You are viewing documentation for an older version (1.0) of Kafka. For up-to-date documentation, see the latest version.

Message Format

Message Format

Message Format

Messages (aka Records) are always written in batches. The technical term for a batch of messages is a record batch, and a record batch contains one or more records. In the degenerate case, we could have a record batch containing a single record. Record batches and records have their own headers. The format of each is described below for Kafka version 0.11.0 and later (message format version v2, or magic=2). Click here for details about message formats 0 and 1.

Record Batch

The following is the on-disk format of a RecordBatch.

		baseOffset: int64
		batchLength: int32
		partitionLeaderEpoch: int32
		magic: int8 (current magic value is 2)
		crc: int32
		attributes: int16
			bit 0~2:
				0: no compression
				1: gzip
				2: snappy
				3: lz4
			bit 3: timestampType
			bit 4: isTransactional (0 means not transactional)
			bit 5: isControlBatch (0 means not a control batch)
			bit 6~15: unused
		lastOffsetDelta: int32
		firstTimestamp: int64
		maxTimestamp: int64
		producerId: int64
		producerEpoch: int16
		baseSequence: int32
		records: [Record]

Note that when compression is enabled, the compressed record data is serialized directly following the count of the number of records.

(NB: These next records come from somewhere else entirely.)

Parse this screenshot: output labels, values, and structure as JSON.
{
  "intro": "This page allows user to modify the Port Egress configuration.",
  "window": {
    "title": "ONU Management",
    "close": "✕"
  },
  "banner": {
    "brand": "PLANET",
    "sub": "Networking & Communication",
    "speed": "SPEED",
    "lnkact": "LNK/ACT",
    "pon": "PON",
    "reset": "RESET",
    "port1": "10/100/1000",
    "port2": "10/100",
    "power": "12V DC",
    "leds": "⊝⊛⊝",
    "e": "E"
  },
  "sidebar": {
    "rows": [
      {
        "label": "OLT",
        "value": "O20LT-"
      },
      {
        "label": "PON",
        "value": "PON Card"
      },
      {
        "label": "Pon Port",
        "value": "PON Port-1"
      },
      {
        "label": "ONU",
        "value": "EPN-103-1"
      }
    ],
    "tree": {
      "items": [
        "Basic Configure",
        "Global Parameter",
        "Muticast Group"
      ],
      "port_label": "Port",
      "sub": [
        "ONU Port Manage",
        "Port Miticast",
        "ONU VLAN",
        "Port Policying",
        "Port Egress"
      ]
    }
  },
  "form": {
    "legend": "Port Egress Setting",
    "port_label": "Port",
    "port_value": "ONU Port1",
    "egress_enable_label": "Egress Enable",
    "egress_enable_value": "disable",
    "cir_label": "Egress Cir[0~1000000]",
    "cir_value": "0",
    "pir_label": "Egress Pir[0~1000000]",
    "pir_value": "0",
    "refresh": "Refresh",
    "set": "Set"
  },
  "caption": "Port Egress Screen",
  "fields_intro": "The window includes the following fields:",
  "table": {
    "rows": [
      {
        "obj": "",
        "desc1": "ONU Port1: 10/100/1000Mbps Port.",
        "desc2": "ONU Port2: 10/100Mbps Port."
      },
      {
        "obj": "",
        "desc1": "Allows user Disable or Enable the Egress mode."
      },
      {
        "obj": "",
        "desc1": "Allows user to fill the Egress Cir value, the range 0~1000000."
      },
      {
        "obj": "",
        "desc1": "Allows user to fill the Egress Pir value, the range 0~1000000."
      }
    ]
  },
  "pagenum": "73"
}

The CRC covers the data from the attributes to the end of the batch (i.e. all the bytes that follow the CRC). It is located after the magic byte, which means that clients must parse the magic byte before deciding how to interpret the bytes between the batch length and the magic byte. The partition leader epoch field is not included in the CRC computation to avoid the need to recompute the CRC when this field is assigned for every batch that is received by the broker. The CRC-32C (Castagnoli) polynomial is used for the computation.

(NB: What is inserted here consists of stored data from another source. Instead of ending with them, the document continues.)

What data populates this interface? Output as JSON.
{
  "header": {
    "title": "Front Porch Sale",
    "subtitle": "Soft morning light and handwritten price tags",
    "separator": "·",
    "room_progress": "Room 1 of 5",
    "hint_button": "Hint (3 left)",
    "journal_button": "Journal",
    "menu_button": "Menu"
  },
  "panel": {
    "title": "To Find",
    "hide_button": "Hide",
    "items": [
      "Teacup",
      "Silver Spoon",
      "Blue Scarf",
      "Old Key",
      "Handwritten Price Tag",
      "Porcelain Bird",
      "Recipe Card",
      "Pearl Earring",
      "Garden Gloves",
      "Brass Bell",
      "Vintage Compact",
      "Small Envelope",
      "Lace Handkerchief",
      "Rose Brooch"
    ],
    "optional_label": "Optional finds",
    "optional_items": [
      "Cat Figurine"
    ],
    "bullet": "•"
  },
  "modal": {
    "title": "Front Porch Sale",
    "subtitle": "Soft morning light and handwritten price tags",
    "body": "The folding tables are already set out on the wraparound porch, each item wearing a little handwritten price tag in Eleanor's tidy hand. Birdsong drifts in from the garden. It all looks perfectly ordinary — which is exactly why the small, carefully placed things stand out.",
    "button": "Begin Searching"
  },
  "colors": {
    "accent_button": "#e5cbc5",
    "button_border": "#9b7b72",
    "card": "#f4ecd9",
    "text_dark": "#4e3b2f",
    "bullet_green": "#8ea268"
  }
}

On compaction: unlike the older message formats, magic v2 and above preserves the first and last offset/sequence numbers from the original batch when the log is cleaned. This is required in order to be able to restore the producer’s state when the log is reloaded. If we did not retain the last sequence number, for example, then after a partition leader failure, the producer might see an OutOfSequence error. The base sequence number must be preserved for duplicate checking (the broker checks incoming Produce requests for duplicates by verifying that the first and last sequence numbers of the incoming batch match the last from that producer). As a result, it is possible to have empty batches in the log when all the records in the batch are cleaned but batch is still retained in order to preserve a producer’s last sequence number. One oddity here is that the baseTimestamp field is not preserved during compaction, so it will change if the first record in the batch is compacted away.

Control Batches

A control batch contains a single record called the control record. Control records should not be passed on to applications. Instead, they are used by consumers to filter out aborted transactional messages.

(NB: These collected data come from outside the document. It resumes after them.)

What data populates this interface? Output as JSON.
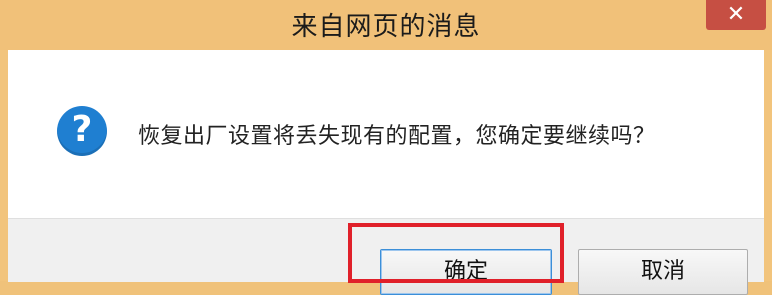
{
  "dialog": {
    "title": "来自网页的消息",
    "close_symbol": "✕",
    "icon": "question-icon",
    "icon_glyph": "?",
    "message": "恢复出厂设置将丢失现有的配置，您确定要继续吗？",
    "ok_label": "确定",
    "cancel_label": "取消"
  },
  "colors": {
    "titlebar": "#f1c179",
    "close_button": "#c64f43",
    "icon": "#1f7fd1",
    "highlight": "#e0202a"
  }
}
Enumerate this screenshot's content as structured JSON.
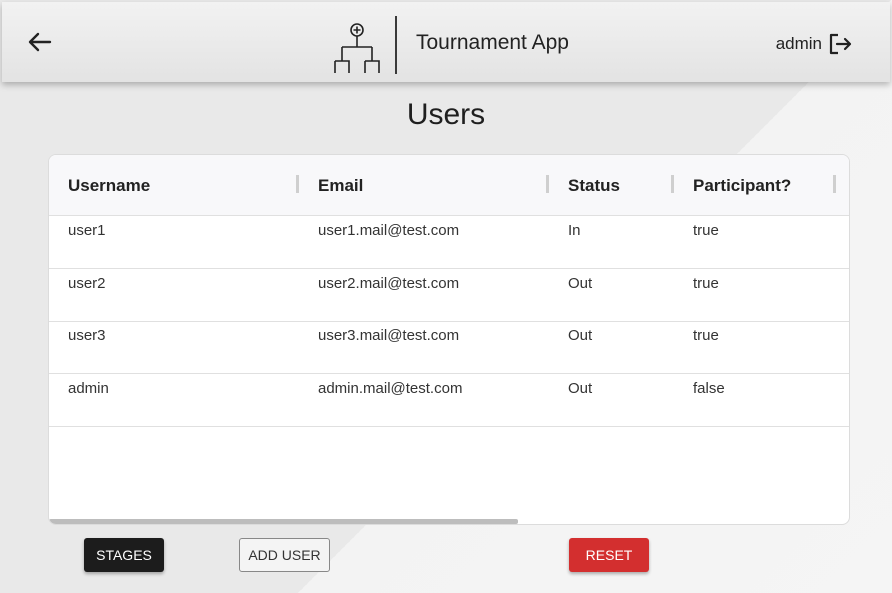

The key of a control record conforms to the following schema:

       version: int16 (current version is 0)
       type: int16 (0 indicates an abort marker, 1 indicates a commit)

The schema for the value of a control record is dependent on the type. The value is opaque to clients.

Record

Record level headers were introduced in Kafka 0.11.0. The on-disk format of a record with Headers is delineated below.

		length: varint
		attributes: int8
			bit 0~7: unused
		timestampDelta: varint
		offsetDelta: varint
		keyLength: varint
		key: byte[]
		valueLen: varint
		value: byte[]
		Headers => [Header]

Record Header

		headerKeyLength: varint
		headerKey: String
		headerValueLength: varint
		Value: byte[]

We use the the same varint encoding as Protobuf. More information on the latter can be found here. The count of headers in a record is also encoded as a varint.